Extraits que vous retrouverez sur le site Psychologies.com

« Tu vas avoir 82 ans. Tu as rapetissé de six centimètres, tu ne pèses que quarante-cinq kilos et tu es toujours belle, gracieuse et désirable. Cela fait cinquante-huit ans que nous vivons ensemble et je t’aime plus que jamais. Je porte de nouveau au creux de ma poitrine un vide dévorant que seule comble la chaleur de ton corps contre le mien. […]

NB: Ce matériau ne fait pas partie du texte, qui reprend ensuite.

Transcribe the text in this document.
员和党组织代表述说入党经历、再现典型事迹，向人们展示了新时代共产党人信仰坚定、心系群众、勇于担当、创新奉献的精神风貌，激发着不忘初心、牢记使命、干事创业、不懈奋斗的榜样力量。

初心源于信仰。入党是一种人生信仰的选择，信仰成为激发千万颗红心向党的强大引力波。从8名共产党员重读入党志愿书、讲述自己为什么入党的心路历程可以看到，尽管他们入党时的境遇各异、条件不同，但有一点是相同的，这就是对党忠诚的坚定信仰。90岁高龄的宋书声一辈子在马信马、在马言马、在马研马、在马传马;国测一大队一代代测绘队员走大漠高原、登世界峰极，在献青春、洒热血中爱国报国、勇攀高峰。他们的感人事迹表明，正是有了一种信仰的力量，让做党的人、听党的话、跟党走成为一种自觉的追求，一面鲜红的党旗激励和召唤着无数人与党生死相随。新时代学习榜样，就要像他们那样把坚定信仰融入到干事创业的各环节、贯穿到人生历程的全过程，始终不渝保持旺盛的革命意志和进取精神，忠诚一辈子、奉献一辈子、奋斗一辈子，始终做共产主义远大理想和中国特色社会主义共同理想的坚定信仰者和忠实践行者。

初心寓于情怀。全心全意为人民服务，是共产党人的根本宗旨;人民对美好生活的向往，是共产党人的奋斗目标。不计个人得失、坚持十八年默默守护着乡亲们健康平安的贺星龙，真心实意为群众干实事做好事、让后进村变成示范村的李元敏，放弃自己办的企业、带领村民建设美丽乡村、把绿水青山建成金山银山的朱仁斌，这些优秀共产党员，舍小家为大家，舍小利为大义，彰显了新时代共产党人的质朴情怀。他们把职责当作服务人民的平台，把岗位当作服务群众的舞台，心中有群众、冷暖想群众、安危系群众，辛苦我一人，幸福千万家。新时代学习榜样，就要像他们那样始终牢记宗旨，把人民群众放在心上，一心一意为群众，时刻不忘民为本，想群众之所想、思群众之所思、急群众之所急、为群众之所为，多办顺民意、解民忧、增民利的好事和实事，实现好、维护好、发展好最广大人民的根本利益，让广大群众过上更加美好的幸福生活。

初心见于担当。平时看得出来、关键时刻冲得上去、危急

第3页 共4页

J’ai besoin de reconstituer l’histoire de notre amour pour en saisir tout le sens. C’est elle qui nous a permis de devenir qui nous sommes, l’un par l’autre et l’un pour l’autre. Je t’écris pour comprendre ce que j’ai vécu, ce que nous avons vécu ensemble. […]

Avant de te connaître, je n’avais jamais passé plus de deux heures avec une fille sans m’ennuyer et le lui faire sentir. Ce qui me captivait avec toi, c’est que tu me faisais accéder à un autre monde. Les valeurs qui avaient dominé mon enfance n’y avaient pas cours. Ce monde m’enchantait. Je pouvais m’évader en y entrant, sans obligations, ni appartenance. Avec toi, j’étais “ailleurs”, en un lieu étranger, étranger à moi-même. Tu m’offrais l’accès à une dimension d’altérité supplémentaire, à moi qui ai toujours rejeté toute identité et ajouté les unes aux autres des identités dont aucune n’était la mienne.[…]

Rien ne peut rendre compte du lien invisible par lequel nous nous sommes sentis unis dès le début. Nous avions beau être profondément dissemblables, je n’en sentais pas moins que quelque chose de fondamental nous était commun, une sorte de blessure originaire […] : l’expérience de l’insécurité. La nature de celle-ci n’était pas la même chez toi et chez moi. Peu importe : pour toi comme pour moi, elle signifiait que nous n’avions pas dans le monde une place assurée. Nous n’aurions que celle que nous nous ferions. […]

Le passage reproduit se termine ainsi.